6.4 Vertical Motions in Orographic Cloud Systems over the Payette River Basin: Controls on Liquid Water Content, Drop Number Concentrations, and Drop Size Distributions

Tuesday, 18 July 2023: 12:00 PM
Madison Ballroom CD (Monona Terrace)
Troy Justin Zaremba, University of Washington, Seattle, WA; Univ. of Illinois at Urbana-Champaign, Urbana, IL; and R. M. Rauber, B. N. Geerts, J. R. French, S. A. Tessendorf, L. Xue, PhD, K. Friedrich, C. Weeks, R. M. Rasmussen, M. L. Kunkel, and D. Blestrud

Two classes of vertical motions, fixed (associated with vertically propagating gravity waves tied to flow over topography) and transient (associated primarily with vertical wind shear and conditional instability within passing weather systems), were diagnosed over the Payette River basin of Idaho during the Seeded and Natural Orographic Wintertime Clouds: The Idaho Experiment (SNOWIE).

To assess the relationship fixed updrafts had on the distribution of LWC over the terrain, 1 Hz CDP LWC samples were binned every 0.01 degrees longitude (~800 m) along fixed flight tracks flown during the campaign. Composites of vertical motion (w) from all flight legs along fixed tracks A and B were also constructed. Along these legs, transient vertical motions vary in time and space, so averaging the vertical motion fields over cross sections from a large number of flight legs effectively removes the vertical motion contribution of transient updrafts while retaining fixed vertical circulations tied to the terrain.

This work will build off past work by analyzing the controls fixed and transient updrafts had on liquid water content, drop number concentrations and drop size distribution. Five key controls will be explored: an inverse relationship between cloud top temperature and LWC magnitude/drop concentrations, higher magnitudes of LWC/drop concentrations over the high terrain, low LWC/drop concentrations when background ice concentrations were >15 L‑1, drop concentrations < 50 cm‑3 when airmass origins were at higher altitudes (2-6 km) over the eastern Pacific Ocean, and drop size distribution broadening near cloud top.

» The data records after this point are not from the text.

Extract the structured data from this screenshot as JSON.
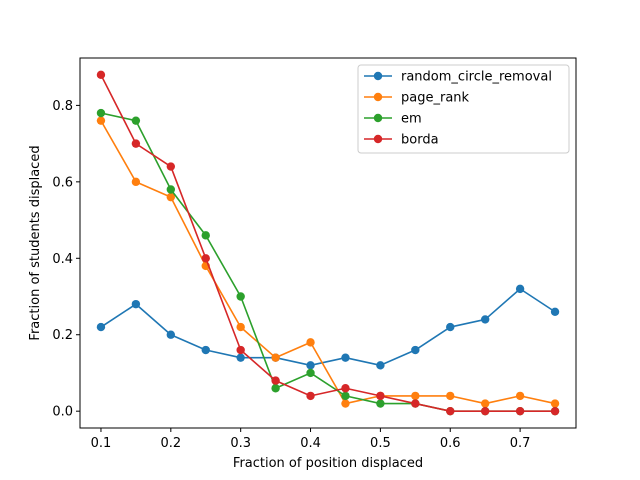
{
  "chart_data": {
    "type": "line",
    "title": "",
    "xlabel": "Fraction of position displaced",
    "ylabel": "Fraction of students displaced",
    "xlim": [
      0.07,
      0.78
    ],
    "ylim": [
      -0.044,
      0.924
    ],
    "xticks": [
      0.1,
      0.2,
      0.3,
      0.4,
      0.5,
      0.6,
      0.7
    ],
    "xtick_labels": [
      "0.1",
      "0.2",
      "0.3",
      "0.4",
      "0.5",
      "0.6",
      "0.7"
    ],
    "yticks": [
      0.0,
      0.2,
      0.4,
      0.6,
      0.8
    ],
    "ytick_labels": [
      "0.0",
      "0.2",
      "0.4",
      "0.6",
      "0.8"
    ],
    "grid": false,
    "legend_position": "top-right",
    "x": [
      0.1,
      0.15,
      0.2,
      0.25,
      0.3,
      0.35,
      0.4,
      0.45,
      0.5,
      0.55,
      0.6,
      0.65,
      0.7,
      0.75
    ],
    "series": [
      {
        "name": "random_circle_removal",
        "color": "#1f77b4",
        "values": [
          0.22,
          0.28,
          0.2,
          0.16,
          0.14,
          0.14,
          0.12,
          0.14,
          0.12,
          0.16,
          0.22,
          0.24,
          0.32,
          0.26
        ]
      },
      {
        "name": "page_rank",
        "color": "#ff7f0e",
        "values": [
          0.76,
          0.6,
          0.56,
          0.38,
          0.22,
          0.14,
          0.18,
          0.02,
          0.04,
          0.04,
          0.04,
          0.02,
          0.04,
          0.02
        ]
      },
      {
        "name": "em",
        "color": "#2ca02c",
        "values": [
          0.78,
          0.76,
          0.58,
          0.46,
          0.3,
          0.06,
          0.1,
          0.04,
          0.02,
          0.02,
          0.0,
          0.0,
          0.0,
          0.0
        ]
      },
      {
        "name": "borda",
        "color": "#d62728",
        "values": [
          0.88,
          0.7,
          0.64,
          0.4,
          0.16,
          0.08,
          0.04,
          0.06,
          0.04,
          0.02,
          0.0,
          0.0,
          0.0,
          0.0
        ]
      }
    ]
  }
}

LWC was more common when fixed waves were present but more widespread over the terrain (uniform) when taking into account transient vertical motions. SLW was found equally in both updrafts and downdrafts over the Payette River Basin (normally distributed about 0 m s-1) and significantly driven by spillover effects associated with fixed vertical motions and pockets of SLW associated with transient vertical motions over the terrain.